On Thursday, during a weekly news session, the spokesman for the Ministry of Foreign Affairs of India, Randhir Jaiswal, said the Indian government was aware of the signing of the pact.
“We will study the implications of this development for our national security, as well as for regional and global stability. The Government remains committed to protecting the national interests of India and guaranteeing integral national security in all domains,” Jaiswal said.
But this agreement, says Faisal, based in Sydney, could rebalance the Pakistan-Saudi relationship, which in recent years has been defined by Saudi financial rescues for a Pakistani economy in difficulties, even when Riad cultivated closer ties with India.
“Pakistan's relative position has improved,” he said, “and the new space has opened to expand the cooperation of Pak-Saudi both in bilateral defense and in regional security matters.”
With the economy of hesitant Pakistan and increasingly dependent on Saudi aid during the last decade, India had constantly deepening his own relationship with Riyadh. The Indian prime minister, Narendra Modi, made his third visit to Saudi Arabia in an April decade.
Mir said that the new covenant shows that Saudi Arabia still sees value in his relationship with Pakistan, and that Islamabad is not isolated in its extended neighborhood, despite the Indian attempts to make countries distance themselves from Pakistan.
“Precisely at the time Pakistan faces the threat of Indian military action,” he said, “Pakistan has assured a strong collective defense agreement of Saudi Arabia.

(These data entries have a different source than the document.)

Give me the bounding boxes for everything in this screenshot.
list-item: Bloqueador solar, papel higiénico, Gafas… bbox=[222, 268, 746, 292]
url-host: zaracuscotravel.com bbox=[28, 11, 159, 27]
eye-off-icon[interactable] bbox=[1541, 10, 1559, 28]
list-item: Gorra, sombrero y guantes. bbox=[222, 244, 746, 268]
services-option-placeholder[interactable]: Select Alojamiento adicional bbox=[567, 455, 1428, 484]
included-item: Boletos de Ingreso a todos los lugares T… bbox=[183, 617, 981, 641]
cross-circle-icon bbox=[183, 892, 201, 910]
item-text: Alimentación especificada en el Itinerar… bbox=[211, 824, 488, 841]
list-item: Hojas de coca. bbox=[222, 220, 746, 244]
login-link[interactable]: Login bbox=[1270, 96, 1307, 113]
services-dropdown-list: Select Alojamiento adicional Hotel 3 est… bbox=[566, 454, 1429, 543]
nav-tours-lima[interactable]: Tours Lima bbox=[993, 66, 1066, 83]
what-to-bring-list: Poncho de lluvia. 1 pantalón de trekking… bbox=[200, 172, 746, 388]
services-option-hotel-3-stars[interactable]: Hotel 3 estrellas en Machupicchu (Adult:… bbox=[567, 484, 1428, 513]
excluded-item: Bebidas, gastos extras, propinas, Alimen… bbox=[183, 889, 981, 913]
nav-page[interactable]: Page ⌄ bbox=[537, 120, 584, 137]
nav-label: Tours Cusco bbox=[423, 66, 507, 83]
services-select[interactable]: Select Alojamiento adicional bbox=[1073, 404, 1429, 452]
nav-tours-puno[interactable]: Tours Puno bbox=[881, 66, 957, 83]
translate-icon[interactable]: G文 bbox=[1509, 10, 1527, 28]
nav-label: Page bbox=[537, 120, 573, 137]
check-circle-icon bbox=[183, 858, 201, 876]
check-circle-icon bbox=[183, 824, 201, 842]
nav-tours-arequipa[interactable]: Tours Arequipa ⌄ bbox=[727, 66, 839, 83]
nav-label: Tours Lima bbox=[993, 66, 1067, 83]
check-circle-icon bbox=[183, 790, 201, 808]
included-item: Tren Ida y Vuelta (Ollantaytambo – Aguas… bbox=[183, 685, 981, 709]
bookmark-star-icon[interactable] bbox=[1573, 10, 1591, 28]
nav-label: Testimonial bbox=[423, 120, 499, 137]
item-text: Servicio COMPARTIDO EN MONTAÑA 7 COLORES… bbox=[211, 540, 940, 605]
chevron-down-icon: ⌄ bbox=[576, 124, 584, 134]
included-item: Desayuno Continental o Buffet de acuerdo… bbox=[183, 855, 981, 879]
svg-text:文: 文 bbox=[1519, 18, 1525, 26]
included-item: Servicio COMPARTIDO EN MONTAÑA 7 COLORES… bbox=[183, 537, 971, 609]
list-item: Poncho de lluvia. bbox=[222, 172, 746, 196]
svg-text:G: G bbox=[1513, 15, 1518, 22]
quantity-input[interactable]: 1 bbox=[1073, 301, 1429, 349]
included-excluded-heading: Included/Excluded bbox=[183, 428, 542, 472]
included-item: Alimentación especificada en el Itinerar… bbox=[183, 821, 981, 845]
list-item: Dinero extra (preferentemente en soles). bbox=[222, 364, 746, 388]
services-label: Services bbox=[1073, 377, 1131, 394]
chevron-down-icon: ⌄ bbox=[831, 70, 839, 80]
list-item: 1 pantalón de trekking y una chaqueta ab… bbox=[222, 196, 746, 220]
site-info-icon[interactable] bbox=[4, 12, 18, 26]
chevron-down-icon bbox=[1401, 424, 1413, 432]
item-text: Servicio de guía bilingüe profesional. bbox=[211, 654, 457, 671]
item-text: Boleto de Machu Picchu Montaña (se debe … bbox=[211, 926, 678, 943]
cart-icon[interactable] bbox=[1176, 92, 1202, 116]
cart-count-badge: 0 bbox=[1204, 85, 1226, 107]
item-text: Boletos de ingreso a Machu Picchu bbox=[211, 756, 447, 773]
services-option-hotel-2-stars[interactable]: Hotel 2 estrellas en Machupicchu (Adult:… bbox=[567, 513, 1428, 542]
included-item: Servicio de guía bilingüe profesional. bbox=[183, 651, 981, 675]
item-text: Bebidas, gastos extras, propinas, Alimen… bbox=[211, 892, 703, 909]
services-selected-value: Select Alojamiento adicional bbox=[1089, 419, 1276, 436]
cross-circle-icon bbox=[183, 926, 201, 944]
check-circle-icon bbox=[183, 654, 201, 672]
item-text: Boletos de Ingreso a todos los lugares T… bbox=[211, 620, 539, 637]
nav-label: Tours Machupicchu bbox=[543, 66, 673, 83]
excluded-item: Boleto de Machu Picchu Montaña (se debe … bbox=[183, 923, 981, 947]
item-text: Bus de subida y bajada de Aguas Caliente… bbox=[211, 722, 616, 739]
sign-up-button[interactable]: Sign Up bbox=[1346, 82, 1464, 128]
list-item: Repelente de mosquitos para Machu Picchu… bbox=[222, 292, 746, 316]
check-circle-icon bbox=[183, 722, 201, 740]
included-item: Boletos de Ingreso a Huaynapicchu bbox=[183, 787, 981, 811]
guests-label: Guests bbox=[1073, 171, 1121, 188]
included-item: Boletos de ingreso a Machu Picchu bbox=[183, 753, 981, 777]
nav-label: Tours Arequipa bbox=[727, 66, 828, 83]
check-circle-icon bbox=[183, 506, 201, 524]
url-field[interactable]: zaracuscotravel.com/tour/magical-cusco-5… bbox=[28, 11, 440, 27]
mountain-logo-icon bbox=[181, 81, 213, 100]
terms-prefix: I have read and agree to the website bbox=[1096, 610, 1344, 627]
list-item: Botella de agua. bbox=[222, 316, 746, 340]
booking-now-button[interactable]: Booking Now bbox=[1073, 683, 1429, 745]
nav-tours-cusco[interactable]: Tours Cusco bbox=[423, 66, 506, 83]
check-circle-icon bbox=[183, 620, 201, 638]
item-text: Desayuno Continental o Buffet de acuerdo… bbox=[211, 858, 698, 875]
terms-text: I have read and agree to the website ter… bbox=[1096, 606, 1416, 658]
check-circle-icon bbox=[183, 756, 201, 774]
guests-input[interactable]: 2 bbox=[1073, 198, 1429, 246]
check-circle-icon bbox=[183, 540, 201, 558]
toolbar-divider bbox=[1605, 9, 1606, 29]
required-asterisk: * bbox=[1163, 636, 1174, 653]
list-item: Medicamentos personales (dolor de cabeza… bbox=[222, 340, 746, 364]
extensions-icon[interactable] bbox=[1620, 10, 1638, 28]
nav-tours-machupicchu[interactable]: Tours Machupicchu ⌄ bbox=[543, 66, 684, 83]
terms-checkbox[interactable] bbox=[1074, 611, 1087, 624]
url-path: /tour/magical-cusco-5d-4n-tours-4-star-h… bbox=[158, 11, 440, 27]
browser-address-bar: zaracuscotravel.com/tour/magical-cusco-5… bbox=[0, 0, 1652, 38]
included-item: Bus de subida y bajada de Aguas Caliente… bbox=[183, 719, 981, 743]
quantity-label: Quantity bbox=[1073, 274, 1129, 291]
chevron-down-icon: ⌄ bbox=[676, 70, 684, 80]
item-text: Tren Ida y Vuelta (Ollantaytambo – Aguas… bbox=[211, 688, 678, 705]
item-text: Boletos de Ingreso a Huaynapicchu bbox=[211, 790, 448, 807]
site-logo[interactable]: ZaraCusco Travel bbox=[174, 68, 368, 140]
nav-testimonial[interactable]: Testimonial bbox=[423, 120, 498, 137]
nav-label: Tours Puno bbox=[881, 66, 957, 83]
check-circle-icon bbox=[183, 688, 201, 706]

Therefore, it introduces a lot of complexity for the future dynamics of India-Pakistan.”
The Pakistan nuclear shield about Saudi Arabia?
Saudi Arabia has expressed a lot of interest in acquiring nuclear technology for civil use, to diversify fossil fuels.
In January, the Saudi Energy Minister, Prince Abdulaziz Bin Salman to the Saud, reiterated Riad's preparation to enrich and sell uranium, a key component of nuclear programs.
But Saudi Arabia has also repeatedly made clear that it does not seek to pursue nuclear weapons.
In his 2024 book, the American journalist Bob Woodward told a conversation in which, according to the reports, the Saudi heir prince Mohammed told the American senator Lindsey Graham that Riyader planned to enrich Uranium only for energy purposes.
When Graham expressed concern about the possibility of a Saudi bomb, Woodward wrote, Salman replied:
“I don't need uranium to make a bomb. I will just buy one of Pakistan.”
Even so, Khan, the analyst, said that some things were not clear about the scope of the agreement signed between Pakistan and Saudi Arabia.
“It is important to keep in mind that, although Pakistan has achieved defense pacts before, none of them has led to nuclear guarantees or a formation of a 'nuclear umbrella'. There is nothing in this agreement that indicates a formation of a nuclear umbrella or any extended deterrence,” he said.
Mir warned that even robust alliances carry risks.
“The pact will trigger a new alliance policy around what it does or does not cover, deterrence, commitment of resources, operational details, among others,” he said. However, he added, that does not decrease the political importance of this pact being beaten.
“It is a great development for both countries.”
Faisal also agreed, noting that while the agreement refers to discussing an aggression against a country against both, that is perhaps more a political declaration, instead of an alliance or a joint defense commitment, for now.
“However, political and defense coordination between the two parties will be deepened, while strengthening the respective military capacities of both countries,” he said.